"All your information will be connected, searchable, organized and manageable wherever you are. In many ways it will bring the Web to you instead of you having to go to the Web. Web 3.0 means the third generation Web, and I think that's what the next 10 years will be about," he said.
Web 3.0
If Web 2.0 put users at the center, Web 3.0 is about an infrastructure that will give them new possibilities. It would be impossible for two geeks in a coffee shop to find the immense processing power needed to create the semantic Web. But not for Google.
Spivack, however, believes he has stolen a march on the giant.
"I think we're building something equally big right under their nose. They're too busy running Google. We've discovered a goldmine in their own backyard," he said.

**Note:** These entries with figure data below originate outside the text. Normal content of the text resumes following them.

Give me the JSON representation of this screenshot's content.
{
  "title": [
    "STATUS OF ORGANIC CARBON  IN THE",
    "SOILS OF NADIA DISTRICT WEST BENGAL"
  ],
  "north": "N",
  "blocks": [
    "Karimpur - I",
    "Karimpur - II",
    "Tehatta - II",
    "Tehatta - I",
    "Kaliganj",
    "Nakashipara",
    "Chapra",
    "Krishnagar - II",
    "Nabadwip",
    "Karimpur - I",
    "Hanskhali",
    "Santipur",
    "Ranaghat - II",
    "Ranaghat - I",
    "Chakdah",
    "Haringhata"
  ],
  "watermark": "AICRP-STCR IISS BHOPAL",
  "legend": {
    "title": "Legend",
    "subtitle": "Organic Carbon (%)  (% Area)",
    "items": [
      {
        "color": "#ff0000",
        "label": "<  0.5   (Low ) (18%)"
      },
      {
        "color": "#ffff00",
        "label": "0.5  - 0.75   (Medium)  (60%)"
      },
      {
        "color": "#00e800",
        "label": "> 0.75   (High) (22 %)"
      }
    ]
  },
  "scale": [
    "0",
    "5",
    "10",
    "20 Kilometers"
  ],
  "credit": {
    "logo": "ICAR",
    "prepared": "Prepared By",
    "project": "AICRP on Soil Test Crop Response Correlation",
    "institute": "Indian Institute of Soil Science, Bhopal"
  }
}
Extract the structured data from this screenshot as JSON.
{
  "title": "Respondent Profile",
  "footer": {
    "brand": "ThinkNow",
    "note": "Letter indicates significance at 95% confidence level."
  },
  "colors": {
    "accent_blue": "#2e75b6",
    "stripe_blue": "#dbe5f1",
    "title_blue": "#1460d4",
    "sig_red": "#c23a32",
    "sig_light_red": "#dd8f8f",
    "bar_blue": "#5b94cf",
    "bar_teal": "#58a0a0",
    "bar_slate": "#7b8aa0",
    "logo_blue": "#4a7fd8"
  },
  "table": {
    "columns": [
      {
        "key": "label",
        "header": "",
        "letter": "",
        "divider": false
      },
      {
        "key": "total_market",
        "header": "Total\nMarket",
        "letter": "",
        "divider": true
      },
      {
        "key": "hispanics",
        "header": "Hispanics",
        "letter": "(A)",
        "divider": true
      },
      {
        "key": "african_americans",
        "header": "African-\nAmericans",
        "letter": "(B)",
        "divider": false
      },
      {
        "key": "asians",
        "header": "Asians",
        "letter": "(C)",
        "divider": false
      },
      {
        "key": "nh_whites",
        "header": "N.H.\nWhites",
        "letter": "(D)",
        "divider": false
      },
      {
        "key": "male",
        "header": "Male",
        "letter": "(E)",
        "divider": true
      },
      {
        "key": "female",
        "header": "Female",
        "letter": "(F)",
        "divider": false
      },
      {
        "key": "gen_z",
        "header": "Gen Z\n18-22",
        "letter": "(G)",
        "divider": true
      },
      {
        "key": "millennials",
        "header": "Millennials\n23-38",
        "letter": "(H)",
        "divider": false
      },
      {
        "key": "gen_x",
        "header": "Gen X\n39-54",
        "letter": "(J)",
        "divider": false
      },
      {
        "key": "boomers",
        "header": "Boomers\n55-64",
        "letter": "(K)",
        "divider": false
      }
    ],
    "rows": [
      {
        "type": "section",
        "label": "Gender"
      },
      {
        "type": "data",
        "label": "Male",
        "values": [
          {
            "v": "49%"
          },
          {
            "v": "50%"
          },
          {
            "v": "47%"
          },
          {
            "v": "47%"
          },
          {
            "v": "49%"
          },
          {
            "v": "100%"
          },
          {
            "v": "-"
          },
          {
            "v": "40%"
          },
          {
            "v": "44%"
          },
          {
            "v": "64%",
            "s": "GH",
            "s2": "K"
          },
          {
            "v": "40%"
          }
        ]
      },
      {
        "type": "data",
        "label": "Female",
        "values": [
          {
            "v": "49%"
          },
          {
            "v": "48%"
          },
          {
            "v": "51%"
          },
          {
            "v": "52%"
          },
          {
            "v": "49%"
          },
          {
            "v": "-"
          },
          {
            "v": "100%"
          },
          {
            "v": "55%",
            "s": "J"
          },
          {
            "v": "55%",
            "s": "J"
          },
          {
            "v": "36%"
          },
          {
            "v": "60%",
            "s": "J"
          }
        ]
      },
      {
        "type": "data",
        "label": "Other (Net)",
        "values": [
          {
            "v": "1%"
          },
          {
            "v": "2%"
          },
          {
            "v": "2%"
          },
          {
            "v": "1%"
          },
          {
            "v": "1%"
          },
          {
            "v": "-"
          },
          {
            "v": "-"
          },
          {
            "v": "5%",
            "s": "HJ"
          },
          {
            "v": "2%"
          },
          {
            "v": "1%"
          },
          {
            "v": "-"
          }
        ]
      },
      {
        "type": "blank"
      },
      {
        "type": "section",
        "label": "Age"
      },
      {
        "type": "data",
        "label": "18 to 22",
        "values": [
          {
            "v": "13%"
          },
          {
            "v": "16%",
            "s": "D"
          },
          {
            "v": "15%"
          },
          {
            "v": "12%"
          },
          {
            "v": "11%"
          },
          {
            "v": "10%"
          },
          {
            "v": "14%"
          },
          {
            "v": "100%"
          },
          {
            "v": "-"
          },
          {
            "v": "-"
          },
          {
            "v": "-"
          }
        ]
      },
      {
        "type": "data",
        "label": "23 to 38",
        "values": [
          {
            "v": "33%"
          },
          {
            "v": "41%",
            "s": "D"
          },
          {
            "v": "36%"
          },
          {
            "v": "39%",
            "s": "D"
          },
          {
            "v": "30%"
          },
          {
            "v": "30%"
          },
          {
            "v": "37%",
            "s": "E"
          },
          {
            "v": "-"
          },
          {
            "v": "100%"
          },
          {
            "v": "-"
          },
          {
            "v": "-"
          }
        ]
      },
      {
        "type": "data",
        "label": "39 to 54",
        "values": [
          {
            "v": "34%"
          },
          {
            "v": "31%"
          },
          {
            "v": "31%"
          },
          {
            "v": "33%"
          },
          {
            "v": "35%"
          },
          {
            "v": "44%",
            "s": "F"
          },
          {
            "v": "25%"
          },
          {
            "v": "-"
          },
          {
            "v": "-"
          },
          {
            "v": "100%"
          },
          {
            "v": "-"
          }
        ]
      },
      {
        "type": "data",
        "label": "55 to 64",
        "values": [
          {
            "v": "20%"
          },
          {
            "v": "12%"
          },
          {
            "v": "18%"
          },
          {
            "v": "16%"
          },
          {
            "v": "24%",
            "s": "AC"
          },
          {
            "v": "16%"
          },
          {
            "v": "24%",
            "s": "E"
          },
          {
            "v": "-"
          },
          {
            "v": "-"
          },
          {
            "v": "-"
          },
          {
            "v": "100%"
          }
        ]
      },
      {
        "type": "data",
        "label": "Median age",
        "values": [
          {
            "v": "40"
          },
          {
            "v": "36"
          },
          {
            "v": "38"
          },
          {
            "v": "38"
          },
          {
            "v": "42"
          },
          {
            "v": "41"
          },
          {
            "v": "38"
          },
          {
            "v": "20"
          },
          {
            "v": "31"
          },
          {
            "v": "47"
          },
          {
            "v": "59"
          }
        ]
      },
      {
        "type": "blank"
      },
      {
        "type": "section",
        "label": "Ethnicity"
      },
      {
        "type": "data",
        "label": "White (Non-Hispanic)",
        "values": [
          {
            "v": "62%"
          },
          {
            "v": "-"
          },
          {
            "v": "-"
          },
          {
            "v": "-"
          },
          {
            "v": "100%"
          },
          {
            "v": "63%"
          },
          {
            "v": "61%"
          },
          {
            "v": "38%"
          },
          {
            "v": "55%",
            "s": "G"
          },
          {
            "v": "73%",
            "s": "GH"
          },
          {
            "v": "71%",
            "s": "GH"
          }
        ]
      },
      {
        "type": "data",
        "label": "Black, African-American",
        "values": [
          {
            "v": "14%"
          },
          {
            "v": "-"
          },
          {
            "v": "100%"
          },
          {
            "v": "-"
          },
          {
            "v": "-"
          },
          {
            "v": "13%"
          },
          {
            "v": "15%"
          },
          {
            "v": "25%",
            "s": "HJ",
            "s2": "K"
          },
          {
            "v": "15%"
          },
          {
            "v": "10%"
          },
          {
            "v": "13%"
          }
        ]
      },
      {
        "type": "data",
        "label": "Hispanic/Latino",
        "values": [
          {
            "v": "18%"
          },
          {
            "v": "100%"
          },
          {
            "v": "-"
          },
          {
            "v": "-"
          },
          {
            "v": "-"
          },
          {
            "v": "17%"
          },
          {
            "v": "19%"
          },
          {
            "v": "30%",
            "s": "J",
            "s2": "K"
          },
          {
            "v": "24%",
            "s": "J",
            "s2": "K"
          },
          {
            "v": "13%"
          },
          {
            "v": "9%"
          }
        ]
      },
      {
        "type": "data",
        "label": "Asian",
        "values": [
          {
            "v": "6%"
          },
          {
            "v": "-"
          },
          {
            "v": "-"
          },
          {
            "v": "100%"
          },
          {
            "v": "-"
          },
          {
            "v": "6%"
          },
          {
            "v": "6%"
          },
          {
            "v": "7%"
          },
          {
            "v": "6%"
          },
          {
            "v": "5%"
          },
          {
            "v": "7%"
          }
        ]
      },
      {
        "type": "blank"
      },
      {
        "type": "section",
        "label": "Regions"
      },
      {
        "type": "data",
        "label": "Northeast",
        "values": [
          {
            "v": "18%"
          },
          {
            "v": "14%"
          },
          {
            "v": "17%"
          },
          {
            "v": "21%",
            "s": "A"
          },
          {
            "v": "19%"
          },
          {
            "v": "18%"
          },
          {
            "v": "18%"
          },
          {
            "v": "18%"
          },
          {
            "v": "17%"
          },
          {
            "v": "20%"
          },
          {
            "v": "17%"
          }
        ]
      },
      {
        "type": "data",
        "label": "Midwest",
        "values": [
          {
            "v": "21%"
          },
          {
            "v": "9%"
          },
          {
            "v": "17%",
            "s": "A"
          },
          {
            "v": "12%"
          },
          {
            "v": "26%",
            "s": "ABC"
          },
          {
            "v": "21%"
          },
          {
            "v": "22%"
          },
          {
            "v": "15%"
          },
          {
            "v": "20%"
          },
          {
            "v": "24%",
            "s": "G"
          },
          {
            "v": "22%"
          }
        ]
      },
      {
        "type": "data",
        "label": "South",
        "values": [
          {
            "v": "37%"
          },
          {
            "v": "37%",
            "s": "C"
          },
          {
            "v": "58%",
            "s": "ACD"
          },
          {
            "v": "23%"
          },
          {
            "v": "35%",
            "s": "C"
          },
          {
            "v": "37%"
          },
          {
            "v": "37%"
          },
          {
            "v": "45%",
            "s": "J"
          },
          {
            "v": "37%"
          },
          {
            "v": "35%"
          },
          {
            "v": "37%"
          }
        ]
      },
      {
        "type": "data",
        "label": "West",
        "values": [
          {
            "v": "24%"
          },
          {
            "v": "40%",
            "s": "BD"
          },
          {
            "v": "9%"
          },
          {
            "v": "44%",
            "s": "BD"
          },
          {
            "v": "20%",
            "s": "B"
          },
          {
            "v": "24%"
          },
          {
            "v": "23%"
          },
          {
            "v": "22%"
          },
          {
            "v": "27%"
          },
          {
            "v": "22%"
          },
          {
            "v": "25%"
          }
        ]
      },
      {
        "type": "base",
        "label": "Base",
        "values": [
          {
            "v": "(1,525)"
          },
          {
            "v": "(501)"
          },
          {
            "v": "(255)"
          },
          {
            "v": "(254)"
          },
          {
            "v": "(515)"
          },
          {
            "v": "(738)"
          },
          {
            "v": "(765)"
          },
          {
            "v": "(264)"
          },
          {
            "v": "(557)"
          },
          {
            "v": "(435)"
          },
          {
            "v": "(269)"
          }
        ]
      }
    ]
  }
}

The ultimate vision of Web 3.0 is of a collective "global mind" which increasingly resembles the human brain. Every person on the Internet will function as its consciousness, from whose chaos will emerge cohesive patterns of thought and decision, perhaps even a sense of "self."
When the first Web was born in the 1990s, the typical home computer was used as a toy to play games and coffee shops were places where people went for coffee. Most of the young gunslingers in Ritual Coffee Roasters were yet to start high school, still less dream of "flipping" for a billion dollars. Today, concocting businesses from their laptops, reordering the way people run their lives, they are living proof that the pace of evolution is accelerating.
For users, the Web's opening phase allowed us to look at text on a screen, maybe with static pictures -- it was about information. Now it's about community, making our own content and sharing it with others -- text, audio, movies and more.
And 10 years from now? In the cascade of ideas even the Google boys begin to look like old hands and the only question for the money men, their dotcom confidence restored, is whether they can keep up. The question for the rest of us is where are we heading, how we will use the Internet, a never-ending exercise in the art of the possible.
And it will have begun here, in the valley, where optimism about progress is undimmed and everyone is potentially something.